※旧ブログ 2007/03/01の転載記事です。

松竹
エンジェル・スノー

1年ぐらい、RAMに寝かしてました。
そして、なぜか私の中で「これはジェットリー主演のアクション映画と思い込み。
見る機会を失ってました。

あるでしょ。バイオリズムでこーゆー作品が見たい日って。
ジェットリーを見たいときの私は、あまり精神状態がよくない時です。
脳が疲れていて、「励ましてっ!」って時。

最近、気持ちが下向きなんで。再生スイッチをオン。
エライコトやっちまいました。
かなりコアな韓国映画でした。

主演は『二重スパイ』のコソヨン。あと、『氷雨』の人。
第二のハンソッキュだそうです。確かに似いてる。
二人は結婚六年の働く夫婦。子供はナシ。
どうも夫の精子が少ないらしく、不妊に悩んでいます。
…というか。韓国人にとって、六年も子供ができないって差別されるぐらい
重大な問題なんでしょうね。
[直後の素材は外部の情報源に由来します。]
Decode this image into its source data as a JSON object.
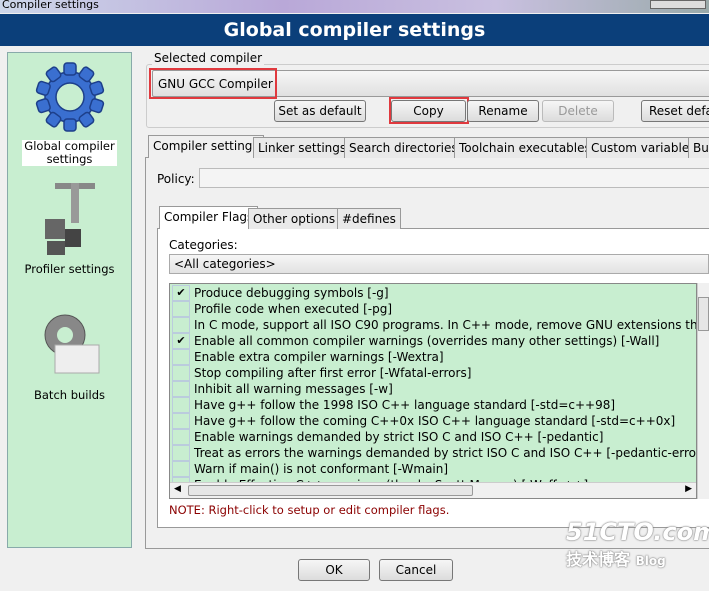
{
  "window": {
    "title": "Compiler settings"
  },
  "header": {
    "title": "Global compiler settings"
  },
  "sidebar": {
    "items": [
      {
        "label": "Global compiler settings",
        "icon": "gear-icon"
      },
      {
        "label": "Profiler settings",
        "icon": "caliper-icon"
      },
      {
        "label": "Batch builds",
        "icon": "gear-stack-icon"
      }
    ]
  },
  "compiler": {
    "group_label": "Selected compiler",
    "selected": "GNU GCC Compiler",
    "buttons": {
      "set_default": "Set as default",
      "copy": "Copy",
      "rename": "Rename",
      "delete": "Delete",
      "reset": "Reset defa"
    }
  },
  "tabs": [
    "Compiler settings",
    "Linker settings",
    "Search directories",
    "Toolchain executables",
    "Custom variables",
    "Bui"
  ],
  "policy": {
    "label": "Policy:",
    "value": ""
  },
  "subtabs": [
    "Compiler Flags",
    "Other options",
    "#defines"
  ],
  "categories": {
    "label": "Categories:",
    "selected": "<All categories>"
  },
  "flags": [
    {
      "label": "Produce debugging symbols  [-g]",
      "checked": true
    },
    {
      "label": "Profile code when executed  [-pg]",
      "checked": false
    },
    {
      "label": "In C mode, support all ISO C90 programs. In C++ mode, remove GNU extensions that conflic",
      "checked": false
    },
    {
      "label": "Enable all common compiler warnings (overrides many other settings)  [-Wall]",
      "checked": true
    },
    {
      "label": "Enable extra compiler warnings  [-Wextra]",
      "checked": false
    },
    {
      "label": "Stop compiling after first error  [-Wfatal-errors]",
      "checked": false
    },
    {
      "label": "Inhibit all warning messages  [-w]",
      "checked": false
    },
    {
      "label": "Have g++ follow the 1998 ISO C++ language standard  [-std=c++98]",
      "checked": false
    },
    {
      "label": "Have g++ follow the coming C++0x ISO C++ language standard  [-std=c++0x]",
      "checked": false
    },
    {
      "label": "Enable warnings demanded by strict ISO C and ISO C++  [-pedantic]",
      "checked": false
    },
    {
      "label": "Treat as errors the warnings demanded by strict ISO C and ISO C++  [-pedantic-errors]",
      "checked": false
    },
    {
      "label": "Warn if main() is not conformant  [-Wmain]",
      "checked": false
    },
    {
      "label": "Enable Effective-C++ warnings (thanks Scott Meyers)  [-Weffc++]",
      "checked": false
    }
  ],
  "note": "NOTE: Right-click to setup or edit compiler flags.",
  "footer": {
    "ok": "OK",
    "cancel": "Cancel"
  },
  "watermark": {
    "text": "51CTO.com",
    "sub": "技术博客",
    "blog": "Blog"
  },
  "colors": {
    "header": "#0b3f7a",
    "panel": "#c8eed0",
    "highlight": "#e0393e",
    "note": "#8b0000"
  }
}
日本人の想像を超えるんでしょう。

ネタバレね。

そんな二人が「ラストチャンス」と思って挑んだ不妊治療で妊娠!
二人は大喜び。
でも、すぐにどん底に落ちてしまいます。
ようやく宿った命は「無脳症」
母体から離れると、一切の指示系統を失ってしまうため栄養補給もできず。
死ぬのを待つしかない。
この世で与えられた時間はごくわずかだろうという診断。
医師は中絶をすすめますが、妻は納得できません。
そんな苦しみの中で、医師から夫になされた1つの提案。
臓器を他の赤ちゃんに移植すると言う事。
苦悩する夫。妻もそれを耳にしていました。
そして、出産。

赤ちゃんは「生」を受けた瞬間から、戦っています。苦しんでいます。
夫は必死に走って、出生届を提出します。
死後ではなく、家族として存在している瞬間の証に。

わが子を抱く事もできないまま、間もなく訪れる死の宣告。
妻は医師に言います。
「同意書をください」

わが子の生きる道を選択した夫婦は、新しい道へ向かって生きていこうとします。
そこにはエンジェルスノーが降っていました。

ねっ。重いでしょ。
でも、失恋した日に思い切り泣いたら元気になるのと同じで。
案外、元気になりました。
楽しくはなってないけど。
『インファナルアフェア』みたいな潜入モノは疲れてしまうのと。
厳しい目で見てしまうのでね。特に今は(米アカデミー委員のウスノロめっ)

今日は、何を見ましょうか。
今日こそ、思い切りバカな香港の気分なんですけどね。